Quote Originally Posted by Voodoun View Post
Reed, would you argue that when the #### hits the fan in *your* tactical arena (bullets flying all around) your frontal cortex is fully engaged? I know mine shuts off when dealing with novel fight or flight stimuli.
Depends on how you deal with stress and process information. Can you integrate the 5 aspects of weather, the 5 aspects of terrain, the 7 forms of contact, safe distance zones, backdrops, weapons effects, mitigation of collateral damage, then look at both the pros and cons of each in a split second while, at the same time, weighing the combat multipliers, organic and inorganic to your unit, and bring them all to bear properly in a reasonable amount of time in order to maximize your element's opportunities for success in closing with and destroying your enemy?

Some see that as cerebral. Others see it as instinct after being well trained. Stress innoculation training, that is, to place Soldiers and Marines in those situations in a training environment that best replicate combat conditions. Others call it OODA. Whatever your thoughts are, warfare is cerebral whether you're yelling "gunner, sabot, tank" or dealing with how best to build a school in an impoverished area.

Quote Originally Posted by reed11b View Post
our day to day interactions with non-combatants had secondary and on-going effects, so we constantly had to consider our actions. The hostility towards PSYOPS and occasionally CA is the attitude that PSYOPS is a PSYOPS thing, you grunts wouldn't understand. Try us, we do it day to day.
I worked with 3 TPTs and 2 CA teams over two years. I can speak to the condescension firsthand. I'm fairly competent and well-read in a number of different areas.
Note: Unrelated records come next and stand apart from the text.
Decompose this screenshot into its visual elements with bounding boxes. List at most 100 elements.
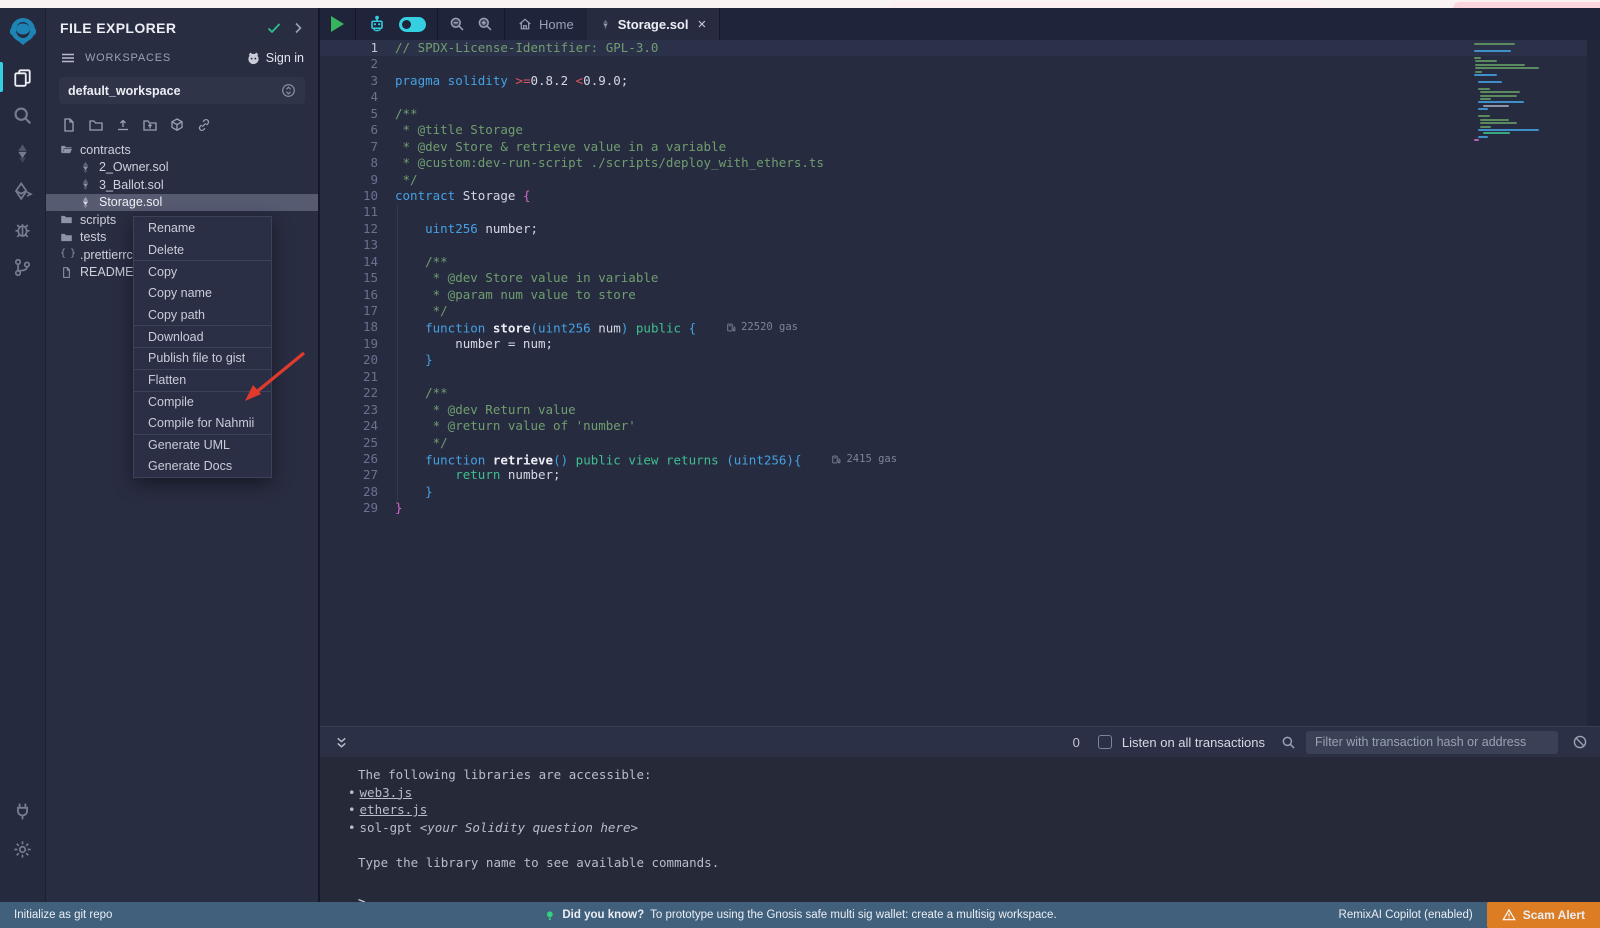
- workspace-dropdown[interactable]: default_workspace: [59, 77, 305, 104]
- terminal-toolbar: 0 Listen on all transactions: [320, 727, 1600, 757]
- minimap-line: [1474, 77, 1584, 79]
- terminal-link-ethers-js[interactable]: ethers.js: [360, 802, 428, 817]
- terminal-output[interactable]: The following libraries are accessible:•…: [320, 757, 1600, 911]
- minimap-line: [1480, 98, 1491, 100]
- line-number: 27: [320, 467, 378, 483]
- init-git-repo-button[interactable]: Initialize as git repo: [14, 909, 112, 921]
- tab-close-icon[interactable]: ×: [697, 16, 706, 33]
- code-line-7: 7 * @dev Store & retrieve value in a var…: [320, 139, 1600, 155]
- zoom-in-icon[interactable]: [477, 16, 493, 32]
- listen-all-transactions-checkbox[interactable]: [1098, 735, 1112, 749]
- tab-home[interactable]: Home: [505, 8, 587, 40]
- sidebar-item-plugin-manager[interactable]: [0, 792, 46, 830]
- sidebar-item-file-explorer[interactable]: [0, 58, 46, 96]
- context-menu-item-copy-name[interactable]: Copy name: [134, 282, 271, 304]
- context-menu-item-generate-uml[interactable]: Generate UML: [134, 434, 271, 456]
- tab-storage-sol[interactable]: Storage.sol ×: [587, 8, 721, 40]
- context-menu-item-flatten[interactable]: Flatten: [134, 369, 271, 391]
- chevron-right-icon[interactable]: [290, 20, 306, 36]
- sidebar-item-settings[interactable]: [0, 830, 46, 868]
- github-icon: [246, 51, 261, 66]
- terminal-line: The following libraries are accessible:: [358, 766, 1600, 784]
- link-icon[interactable]: [196, 117, 212, 133]
- check-icon[interactable]: [266, 20, 282, 36]
- line-number: 1: [320, 40, 378, 56]
- code-editor[interactable]: 1// SPDX-License-Identifier: GPL-3.023pr…: [320, 40, 1600, 726]
- context-menu-item-download[interactable]: Download: [134, 325, 271, 347]
- panel-title: FILE EXPLORER: [60, 20, 258, 36]
- solidity-icon: [79, 196, 92, 209]
- tree-item-3-ballot-sol[interactable]: 3_Ballot.sol: [46, 176, 318, 194]
- tree-item-storage-sol[interactable]: Storage.sol: [46, 194, 318, 212]
- new-file-icon[interactable]: [61, 117, 77, 133]
- code-line-5: 5/**: [320, 106, 1600, 122]
- context-menu-item-publish-file-to-gist[interactable]: Publish file to gist: [134, 347, 271, 369]
- ai-assistant-robot-icon[interactable]: [367, 14, 387, 34]
- sidebar-item-debugger[interactable]: [0, 210, 46, 248]
- transaction-filter-input[interactable]: [1306, 731, 1558, 754]
- copilot-toggle[interactable]: [399, 17, 426, 32]
- upload-file-icon[interactable]: [115, 117, 131, 133]
- bullet: •: [348, 802, 356, 817]
- sidebar-item-deploy-run[interactable]: [0, 172, 46, 210]
- minimap-line: [1483, 105, 1509, 107]
- terminal-link-web3-js[interactable]: web3.js: [360, 785, 413, 800]
- sign-in-button[interactable]: Sign in: [246, 51, 304, 66]
- code-line-20: 20 }: [320, 352, 1600, 368]
- code-line-28: 28 }: [320, 484, 1600, 500]
- git-branch-icon: [12, 257, 33, 278]
- gas-pump-icon: [726, 322, 737, 333]
- line-number: 2: [320, 56, 378, 72]
- tree-item-label: tests: [80, 230, 106, 244]
- minimap[interactable]: [1474, 43, 1584, 143]
- gas-estimate-badge[interactable]: 2415 gas: [831, 451, 897, 467]
- sidebar-item-solidity-compiler[interactable]: [0, 134, 46, 172]
- upload-folder-icon[interactable]: [142, 117, 158, 133]
- context-menu-item-generate-docs[interactable]: Generate Docs: [134, 456, 271, 478]
- publish-ipfs-icon[interactable]: [169, 117, 185, 133]
- context-menu-item-copy[interactable]: Copy: [134, 260, 271, 282]
- code-line-27: 27 return number;: [320, 467, 1600, 483]
- collapse-terminal-icon[interactable]: [334, 735, 349, 750]
- workspaces-label: WORKSPACES: [85, 52, 246, 64]
- code-line-1: 1// SPDX-License-Identifier: GPL-3.0: [320, 40, 1600, 56]
- editor-scrollbar-gutter[interactable]: [1587, 40, 1600, 726]
- terminal-line: Type the library name to see available c…: [358, 854, 1600, 872]
- deploy-run-icon: [12, 181, 33, 202]
- scam-alert-button[interactable]: Scam Alert: [1487, 902, 1600, 928]
- context-menu: RenameDeleteCopyCopy nameCopy pathDownlo…: [133, 216, 272, 478]
- copilot-status[interactable]: RemixAI Copilot (enabled): [1339, 909, 1473, 921]
- run-script-button[interactable]: [331, 16, 344, 32]
- line-number: 6: [320, 122, 378, 138]
- new-folder-icon[interactable]: [88, 117, 104, 133]
- tab-storage-label: Storage.sol: [618, 17, 689, 32]
- minimap-line: [1478, 81, 1502, 83]
- tree-item-label: 2_Owner.sol: [99, 160, 168, 174]
- hamburger-menu-icon[interactable]: [60, 50, 76, 66]
- listen-all-transactions-label: Listen on all transactions: [1122, 735, 1265, 750]
- remix-logo-icon[interactable]: [7, 16, 39, 48]
- minimap-line: [1480, 91, 1521, 93]
- line-number: 15: [320, 270, 378, 286]
- clear-console-icon[interactable]: [1572, 734, 1588, 750]
- gas-estimate-badge[interactable]: 22520 gas: [726, 319, 798, 335]
- tree-item-contracts[interactable]: contracts: [46, 141, 318, 159]
- context-menu-item-delete[interactable]: Delete: [134, 239, 271, 261]
- zoom-out-icon[interactable]: [449, 16, 465, 32]
- minimap-line: [1478, 88, 1489, 90]
- code-lines: 1// SPDX-License-Identifier: GPL-3.023pr…: [320, 40, 1600, 517]
- code-line-26: 26 function retrieve() public view retur…: [320, 451, 1600, 467]
- context-menu-item-rename[interactable]: Rename: [134, 217, 271, 239]
- context-menu-item-compile-for-nahmii[interactable]: Compile for Nahmii: [134, 412, 271, 434]
- tree-item-label: Storage.sol: [99, 195, 162, 209]
- context-menu-item-copy-path[interactable]: Copy path: [134, 304, 271, 326]
- context-menu-item-compile[interactable]: Compile: [134, 391, 271, 413]
- minimap-line: [1474, 50, 1511, 52]
- sidebar-item-search[interactable]: [0, 96, 46, 134]
- sidebar-item-git[interactable]: [0, 248, 46, 286]
- tree-item-2-owner-sol[interactable]: 2_Owner.sol: [46, 159, 318, 177]
- terminal-search-icon[interactable]: [1281, 735, 1296, 750]
- bullet: •: [348, 785, 356, 800]
- lightbulb-icon: [543, 909, 556, 922]
- status-bar: Initialize as git repo Did you know? To …: [0, 902, 1600, 928]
It astonished the TPT team that I knew their sole purpose wasn't to dump leaflets all over my 54 villages in my AO. They were speechless when I explained I knew their mission was to demoralize the enemy by causing dissension and unrest among his ranks, while at the same time convincing the local population to support American troops and providing me with atmospherics and the attitudes and behaviors of those I was trying to help and those who I was trying to capture or kill.

I think too many CA and PSYOP teams go into a OPCON/TACON relationship expecting to get the shaft. Many more enter into the relationship believing wholeheartedly they're going to get used and abused. Abused children abuse their own children. I think it's become so expected (and I think wrongly so) that it clouds candid and open discussion from the get go.

If anything, that might be the first thing that needs to get ironed out before all else in the CF/PSYOP/CA relationships.